Publicly available mill sourcing lists and other data indicate that companies including BLD Plantations (KTS Group), Sarawak Oil Palms (Shin Yang Group), Nestlé, Mondelez, and PepsiCo have yet to take action to exclude Samling from their supply chains, despite having No Deforestation policies.

“In our outreach to Samling’s palm oil buyers, many stated that they didn’t need to take action because Samling’s deforestation was for timber, not palm oil. But a rainforest being destroyed for timber plantations is just as bad as a rainforest being destroyed for palm oil, and the profits are going to the same shareholders of the Samling group. There is no excuse for a company with a No Deforestation policy to be buying from rogue deforesters like Samling, plain and simple,” said Lapidus.
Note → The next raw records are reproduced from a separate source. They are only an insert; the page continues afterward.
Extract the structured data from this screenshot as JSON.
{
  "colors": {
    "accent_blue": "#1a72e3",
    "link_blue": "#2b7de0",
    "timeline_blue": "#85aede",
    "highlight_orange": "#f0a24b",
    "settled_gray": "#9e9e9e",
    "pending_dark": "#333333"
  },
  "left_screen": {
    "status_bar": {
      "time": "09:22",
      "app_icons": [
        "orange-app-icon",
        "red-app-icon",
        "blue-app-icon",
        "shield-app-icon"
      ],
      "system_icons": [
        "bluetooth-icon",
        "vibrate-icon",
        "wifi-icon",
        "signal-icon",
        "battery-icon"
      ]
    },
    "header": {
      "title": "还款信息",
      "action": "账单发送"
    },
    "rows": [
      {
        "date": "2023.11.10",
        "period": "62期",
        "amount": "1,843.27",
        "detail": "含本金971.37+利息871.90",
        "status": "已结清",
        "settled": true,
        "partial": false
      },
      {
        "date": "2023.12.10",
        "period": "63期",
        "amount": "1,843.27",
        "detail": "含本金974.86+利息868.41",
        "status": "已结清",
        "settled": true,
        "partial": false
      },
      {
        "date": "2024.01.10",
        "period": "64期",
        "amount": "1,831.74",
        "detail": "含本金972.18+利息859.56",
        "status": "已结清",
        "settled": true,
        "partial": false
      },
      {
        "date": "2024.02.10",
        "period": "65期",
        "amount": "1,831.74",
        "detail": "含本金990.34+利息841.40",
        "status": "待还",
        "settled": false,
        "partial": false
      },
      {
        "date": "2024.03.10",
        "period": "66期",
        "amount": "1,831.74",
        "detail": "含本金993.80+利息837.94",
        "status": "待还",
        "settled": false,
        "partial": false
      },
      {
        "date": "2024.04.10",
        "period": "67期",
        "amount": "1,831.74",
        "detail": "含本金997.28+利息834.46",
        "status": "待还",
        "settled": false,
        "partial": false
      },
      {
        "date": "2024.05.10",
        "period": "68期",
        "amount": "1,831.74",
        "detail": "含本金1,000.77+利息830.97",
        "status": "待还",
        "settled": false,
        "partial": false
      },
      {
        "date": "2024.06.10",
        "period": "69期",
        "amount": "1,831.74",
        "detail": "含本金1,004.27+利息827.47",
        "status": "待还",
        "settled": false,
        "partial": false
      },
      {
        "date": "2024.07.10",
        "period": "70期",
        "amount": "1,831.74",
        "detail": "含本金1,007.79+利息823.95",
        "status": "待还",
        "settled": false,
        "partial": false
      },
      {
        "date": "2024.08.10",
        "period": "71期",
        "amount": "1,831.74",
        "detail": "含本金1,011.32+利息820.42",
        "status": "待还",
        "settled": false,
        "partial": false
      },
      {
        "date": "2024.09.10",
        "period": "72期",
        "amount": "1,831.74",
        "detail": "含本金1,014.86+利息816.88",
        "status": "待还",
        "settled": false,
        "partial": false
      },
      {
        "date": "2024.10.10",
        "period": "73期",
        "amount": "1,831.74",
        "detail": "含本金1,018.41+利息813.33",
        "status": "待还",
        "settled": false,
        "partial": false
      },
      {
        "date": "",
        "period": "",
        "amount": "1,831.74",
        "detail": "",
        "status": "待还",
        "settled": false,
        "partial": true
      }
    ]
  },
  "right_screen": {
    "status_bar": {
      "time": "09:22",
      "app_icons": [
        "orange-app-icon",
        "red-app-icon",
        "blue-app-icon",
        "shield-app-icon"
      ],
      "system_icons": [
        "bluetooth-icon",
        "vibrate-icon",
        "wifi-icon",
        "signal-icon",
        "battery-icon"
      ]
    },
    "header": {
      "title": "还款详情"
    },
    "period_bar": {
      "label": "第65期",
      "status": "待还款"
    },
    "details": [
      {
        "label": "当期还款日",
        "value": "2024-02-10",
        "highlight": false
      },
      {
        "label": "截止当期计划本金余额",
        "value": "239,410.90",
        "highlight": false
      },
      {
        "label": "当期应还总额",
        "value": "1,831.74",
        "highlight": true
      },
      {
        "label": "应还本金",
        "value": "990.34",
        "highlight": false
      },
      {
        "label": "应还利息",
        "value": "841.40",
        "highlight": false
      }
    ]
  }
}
Founded by Datuk Yaw Teck Seng over 50 years ago, the Samling Group has a long track record of forest destruction and violations of the rights of indigenous peoples. In 2017, a coalition of Burmese civil society groups published a report detailing land grabbing, indigenous rights violations, and environmental problems in Samling’s palm oil operations in Myanmar. Findings included Samling’s role in the pollution of local water sources and clear-cutting of forests inside a proposed national park that is home to endangered tigers. A February 2020 article by The Sarawak Report, a NGO run by a British investigative journalist, alleges that a Samling-related company in Papua New Guinea has failed to “pay four indigenous groups nearly USD$100 million in compensation for large-scale illegal logging, environmental destruction and serious human rights abuses related to the Kiunga – Aiambak road project in Papua New Guinea.” This finding is based on a 2011 Papua New Guinea court judgment. A 2002 Greenpeace International report on this ‘road project’ (‘Partners in Crime’) described it as an unlawful, destructive ploy to open up new areas of rainforest for logging.